见他j-i,ng神确实好了一些,叶思睿便不再问。他又开始细细琢磨起这起投毒。食物、酒水都没有问题,那这些人都是怎么中毒的呢?男宾中只有他和何英没有中毒。他们俩做了什么与旁人不同的事情?
等他回过神,叶阜已经不在屋子里了。叶阜出门动作很轻,没有惊动他。
“大人。”他听出小荷的声音。“大人!”这一声激动的呼唤想必来自观言了。他走出门,果然观言和小荷都捧着寿宴剩下的寿桃寿饼,还有一盅粥,几碟小菜,一壶酒和一壶茶。两人利落地进门,一样一样摆在鼓桌上,最后是两双碗筷。观言还在念念叨叨:“大人,小的真是给吓坏了,多亏您那一脚把小的给踹醒了。这也是因祸得福吧?若不是中了毒,被带到正厅回话,小的也没那个福气见爹一面。”
叶思睿说:“你倒知道的多。”
“你中了毒?”小荷惊呼出声。
观言却已经镇定下来,反而笑她:“大惊小怪的做什么?这府里多少老爷都中了毒,我这条命贱得很哩,不会轻易丢了的。再说我们大人那可是远近闻名的神探,他定然能找出投毒者,救我们大家的。”
小荷听信他,敬佩地注视叶思睿。叶思睿搞得哭笑不得,给了小荷一点赏钱让她下去了。他寿宴上几乎没动东西,饿得要命,也顾不上等叶阜回来,三下五除二吃了起来。

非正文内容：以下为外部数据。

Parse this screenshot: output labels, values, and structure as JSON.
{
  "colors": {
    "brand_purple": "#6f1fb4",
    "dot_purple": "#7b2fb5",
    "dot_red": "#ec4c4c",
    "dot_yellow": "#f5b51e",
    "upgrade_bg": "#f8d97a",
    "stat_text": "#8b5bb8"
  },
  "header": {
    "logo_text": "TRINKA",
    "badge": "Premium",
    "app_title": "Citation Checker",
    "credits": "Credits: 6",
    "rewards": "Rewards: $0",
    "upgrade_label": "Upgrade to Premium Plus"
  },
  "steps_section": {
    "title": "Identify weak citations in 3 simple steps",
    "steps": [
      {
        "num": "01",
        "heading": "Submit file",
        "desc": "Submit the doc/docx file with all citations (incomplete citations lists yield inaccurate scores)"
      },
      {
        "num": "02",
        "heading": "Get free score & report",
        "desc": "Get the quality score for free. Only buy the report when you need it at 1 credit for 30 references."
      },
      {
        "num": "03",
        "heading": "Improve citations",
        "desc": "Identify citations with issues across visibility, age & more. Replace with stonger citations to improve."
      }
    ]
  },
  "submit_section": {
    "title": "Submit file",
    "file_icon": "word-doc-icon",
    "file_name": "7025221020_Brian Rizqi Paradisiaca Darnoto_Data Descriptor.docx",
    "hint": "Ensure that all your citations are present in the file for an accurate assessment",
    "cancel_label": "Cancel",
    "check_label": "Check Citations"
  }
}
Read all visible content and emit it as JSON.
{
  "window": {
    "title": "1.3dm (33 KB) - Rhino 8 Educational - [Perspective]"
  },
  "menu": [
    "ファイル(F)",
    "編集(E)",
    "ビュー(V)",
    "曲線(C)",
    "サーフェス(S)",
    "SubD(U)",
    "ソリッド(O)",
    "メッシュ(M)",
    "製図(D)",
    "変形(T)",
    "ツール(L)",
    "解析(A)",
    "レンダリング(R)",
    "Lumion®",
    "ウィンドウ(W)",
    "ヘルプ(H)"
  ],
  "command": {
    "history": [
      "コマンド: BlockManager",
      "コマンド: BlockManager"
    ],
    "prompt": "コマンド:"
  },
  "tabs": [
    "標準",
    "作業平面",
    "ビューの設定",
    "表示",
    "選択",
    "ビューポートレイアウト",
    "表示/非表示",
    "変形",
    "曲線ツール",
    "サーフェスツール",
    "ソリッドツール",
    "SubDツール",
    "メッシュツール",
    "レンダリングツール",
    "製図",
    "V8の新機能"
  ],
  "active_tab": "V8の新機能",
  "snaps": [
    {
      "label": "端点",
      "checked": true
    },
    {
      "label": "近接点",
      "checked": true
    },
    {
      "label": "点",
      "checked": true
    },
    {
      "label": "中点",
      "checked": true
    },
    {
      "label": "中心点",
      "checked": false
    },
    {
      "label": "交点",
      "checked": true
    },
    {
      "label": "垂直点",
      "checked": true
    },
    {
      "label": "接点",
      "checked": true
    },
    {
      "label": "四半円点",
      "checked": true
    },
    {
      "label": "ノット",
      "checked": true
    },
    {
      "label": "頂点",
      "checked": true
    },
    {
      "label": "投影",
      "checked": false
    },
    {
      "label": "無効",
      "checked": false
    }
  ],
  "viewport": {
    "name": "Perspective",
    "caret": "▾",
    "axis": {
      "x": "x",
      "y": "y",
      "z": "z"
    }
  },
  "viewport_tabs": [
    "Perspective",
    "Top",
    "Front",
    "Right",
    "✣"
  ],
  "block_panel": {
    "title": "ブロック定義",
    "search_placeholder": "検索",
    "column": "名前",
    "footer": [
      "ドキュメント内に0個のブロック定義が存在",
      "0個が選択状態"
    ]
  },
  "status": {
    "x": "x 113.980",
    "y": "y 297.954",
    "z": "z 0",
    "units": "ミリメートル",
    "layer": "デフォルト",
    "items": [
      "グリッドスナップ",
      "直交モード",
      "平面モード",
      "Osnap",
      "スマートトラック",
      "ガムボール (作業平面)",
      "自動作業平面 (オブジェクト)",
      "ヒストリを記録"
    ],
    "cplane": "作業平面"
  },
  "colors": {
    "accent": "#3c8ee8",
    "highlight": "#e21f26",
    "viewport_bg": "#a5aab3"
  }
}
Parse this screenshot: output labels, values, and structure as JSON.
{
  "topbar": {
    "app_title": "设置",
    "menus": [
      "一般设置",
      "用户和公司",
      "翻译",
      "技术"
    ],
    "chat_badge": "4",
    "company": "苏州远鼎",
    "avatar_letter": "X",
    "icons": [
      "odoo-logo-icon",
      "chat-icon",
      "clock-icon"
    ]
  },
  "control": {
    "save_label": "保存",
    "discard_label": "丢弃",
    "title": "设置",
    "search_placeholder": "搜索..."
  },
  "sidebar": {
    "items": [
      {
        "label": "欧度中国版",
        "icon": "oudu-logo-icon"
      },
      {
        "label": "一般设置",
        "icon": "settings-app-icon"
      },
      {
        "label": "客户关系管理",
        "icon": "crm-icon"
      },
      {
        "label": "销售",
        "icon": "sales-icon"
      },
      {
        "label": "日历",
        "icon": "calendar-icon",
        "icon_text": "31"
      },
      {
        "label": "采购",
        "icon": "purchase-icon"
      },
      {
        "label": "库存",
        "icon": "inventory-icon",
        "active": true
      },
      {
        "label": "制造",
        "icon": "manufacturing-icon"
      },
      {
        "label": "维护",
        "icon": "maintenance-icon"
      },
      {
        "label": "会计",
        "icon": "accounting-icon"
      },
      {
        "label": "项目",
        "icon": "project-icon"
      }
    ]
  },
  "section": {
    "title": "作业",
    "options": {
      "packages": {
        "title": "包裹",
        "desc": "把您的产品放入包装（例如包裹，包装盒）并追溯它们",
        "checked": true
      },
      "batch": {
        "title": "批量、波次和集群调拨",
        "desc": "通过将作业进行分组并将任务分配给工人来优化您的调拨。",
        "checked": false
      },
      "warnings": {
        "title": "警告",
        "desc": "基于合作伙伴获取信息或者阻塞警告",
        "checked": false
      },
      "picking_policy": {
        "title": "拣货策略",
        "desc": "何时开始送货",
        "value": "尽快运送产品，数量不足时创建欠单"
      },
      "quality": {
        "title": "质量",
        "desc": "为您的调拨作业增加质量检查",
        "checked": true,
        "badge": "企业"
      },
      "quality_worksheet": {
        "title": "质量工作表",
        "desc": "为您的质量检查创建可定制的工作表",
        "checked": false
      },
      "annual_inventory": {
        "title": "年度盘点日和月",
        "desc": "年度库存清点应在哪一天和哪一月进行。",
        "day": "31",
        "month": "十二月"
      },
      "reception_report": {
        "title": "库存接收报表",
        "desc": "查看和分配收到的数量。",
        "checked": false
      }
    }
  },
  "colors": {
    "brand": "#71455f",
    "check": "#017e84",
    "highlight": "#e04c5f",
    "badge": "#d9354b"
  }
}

吃饱喝足,才接着想案情。中毒的都是园子里的人,而女眷们在凉亭中就无事。这毒是有范围的。他和何英没有中毒,他们做了什么……宴会上一幕幕情境重现在眼前,叶思睿突然放下筷。
“大人怎么了?”观言问他。
“你先在屋子里等着。”事不宜迟,叶思睿立刻走出屋子,叫:“有人吗?小荷?”他祈祷小荷还没走远。
“您有什么吩咐吗?”另一个丫鬟走了过来行礼。“你们侯爷在何处?”问完,他便有些迟疑。“奴婢不知。”丫鬟说。
他离开正厅的时候,安顺侯已经回屋休息了,可是难道他要冲进屋内去找安顺侯?
“侯爷的卧室在哪儿?”
丫鬟在前头带路。安顺侯肯定住正屋。叶思睿一路走来暗暗记着路,祈祷等会没了丫鬟引路自己还能找回卧房。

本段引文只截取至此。